Model Development: Efforts should be directed towards enhancing the integration of visual-textual data within models to address the integrated input challenge presented by MMMU-Pro. This involves refining how models perceive and reason about complex scenes where text and images coalesce.
Evaluation Strategies: MMMU-Pro sheds light on the need for benchmarks that accurately reflect real-world scenarios that users encounter, fostering the creation of models equipped to handle diverse, integrated inputs seamlessly.

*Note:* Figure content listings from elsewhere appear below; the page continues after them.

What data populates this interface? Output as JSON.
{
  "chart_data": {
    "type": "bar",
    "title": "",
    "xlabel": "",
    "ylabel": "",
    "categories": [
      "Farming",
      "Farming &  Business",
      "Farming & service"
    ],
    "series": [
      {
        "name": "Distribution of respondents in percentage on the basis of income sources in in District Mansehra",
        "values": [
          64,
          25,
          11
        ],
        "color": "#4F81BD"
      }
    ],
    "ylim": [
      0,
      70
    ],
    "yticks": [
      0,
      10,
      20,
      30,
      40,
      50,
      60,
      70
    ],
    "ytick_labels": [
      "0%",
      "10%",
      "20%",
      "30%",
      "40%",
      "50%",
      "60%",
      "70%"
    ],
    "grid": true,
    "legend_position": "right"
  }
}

Sophisticated Reasoning Capabilities: Given the identified performance drops, future research should explore augmenting multimodal reasoning frameworks in AI, pushing beyond current capabilities to deal with intricate, nuanced, and contextually-rich inputs.

Conclusion

MMMU-Pro succeeds in its mission to elevate the evaluation of multimodal AI systems by introducing a challenging benchmark that stands as a better proxy for real-world application demands. Its design considerations offer insights that could steer future multimodal model advancements. Additionally, MMMU-Pro sets a precedent for constructing thoroughly challenging evaluation mechanisms, promoting a deeper understanding of how multimodal models can be aligned with human-like cognitive processing capabilities.